Impartial Justice and Guarded Speech

God’s people must uphold justice without bias and guard their speech to protect others.

Leviticus 19:15-16 (BSB)

15 You must not pervert justice; you must not show partiality to the poor or favoritism to the rich; you are to judge your neighbor fairly.

16 You must not go about spreading slander among your people. You must not endanger the life of your neighbor. I am the LORD.

What is the big idea of Leviticus 19:15-16?

God’s people must uphold justice without bias and guard their speech to protect others.

How does Leviticus 19:15-16 point to Christ?

This passage shows that sin distorts justice and speech, revealing the need for hearts transformed to reflect God’s righteousness and truth.

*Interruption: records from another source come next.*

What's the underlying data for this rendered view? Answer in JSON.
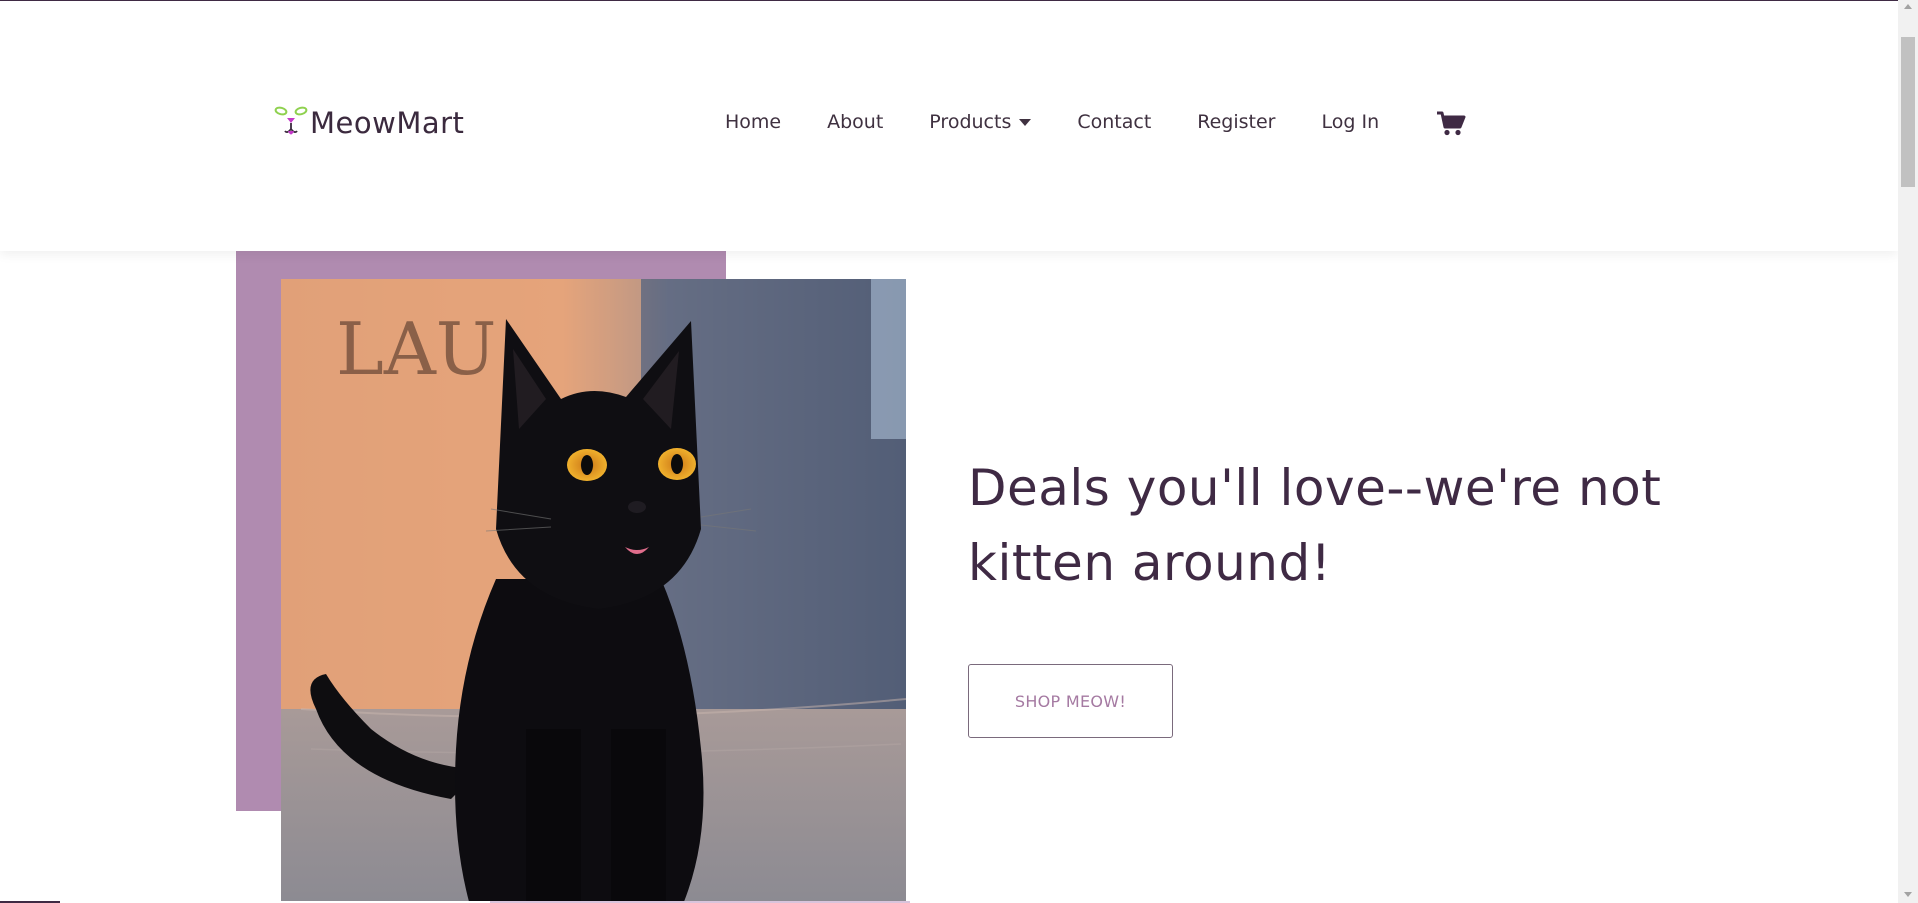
{
  "brand": {
    "name": "MeowMart",
    "logo_icon": "cat-face-logo-icon"
  },
  "nav": {
    "items": [
      {
        "label": "Home"
      },
      {
        "label": "About"
      },
      {
        "label": "Products",
        "dropdown": true
      },
      {
        "label": "Contact"
      },
      {
        "label": "Register"
      },
      {
        "label": "Log In"
      }
    ],
    "cart_icon": "shopping-cart-icon"
  },
  "hero": {
    "headline": "Deals you'll love--we're not kitten around!",
    "cta_label": "SHOP MEOW!",
    "image_subject": "black cat sitting on wooden floor"
  },
  "colors": {
    "accent_purple": "#b08bb0",
    "text_dark": "#3f2a44",
    "button_text": "#a57aa2"
  }
}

How does Leviticus 19:15-16 relate to the life and ministry of Jesus?

The passage does not directly predict Christ, but it coheres with His righteous life and teaching. Jesus judged without sinful partiality, exposed corrupt religious judgments, refused to flatter the powerful, and defended the vulnerable without perverting truth. He also endured false witness and murderous accusation. In His cross and resurrection, Christ bears the judgment sinners deserve and forms a people whose speech and justice are to be governed by truth, mercy, and holy fear before God.

Authorial Intent

This passage commands Israel to practice impartial justice in judgment and to reject slander and actions that endanger a neighbor’s life, establishing righteousness in both legal decisions and everyday speech.

Questions for Reflection

  1. Why does God forbid both favoritism toward the poor and the great?
  2. How can speech endanger the life of another?
  3. What does it mean to judge righteously in everyday situations?
  4. How can believers guard against slander in their communities?

Literary Context

Leviticus 19 applies the central call to holiness to the whole life of Israel. After commands about worship, gleaning mercy, honesty, wages, and protection of the vulnerable, verses 15-16 turn to communal justice and speech. The pairing is significant: a covenant community can violate holiness not only through theft or exploitation, but also through biased judgments, slanderous reports, and passive complicity when a neighbor's life is endangered. The closing declaration, 'I am the LORD,' grounds social truthfulness in covenant accountability.

Historical Context

Leviticus addresses Israel as the LORD's redeemed covenant people after the exodus and at Sinai. Chapter 19 belongs to the holiness material that presses the character of the LORD into Israel's communal life. In an ancient covenant community, local judgments, testimony, reputation, and communal reporting could determine whether a neighbor was protected, shamed, punished, or exposed to violence. These commands therefore guard the integrity of Israel's courts and the moral reliability of ordinary community speech.

Chapter: Leviticus 19

Be Holy Because I Am Holy: Covenant Life Before God and Neighbor

Because the LORD is holy, His redeemed people must embody holiness in worship, family, justice, mercy, speech, sexuality, work, land, neighbor-love, foreigner-love, and honest daily life.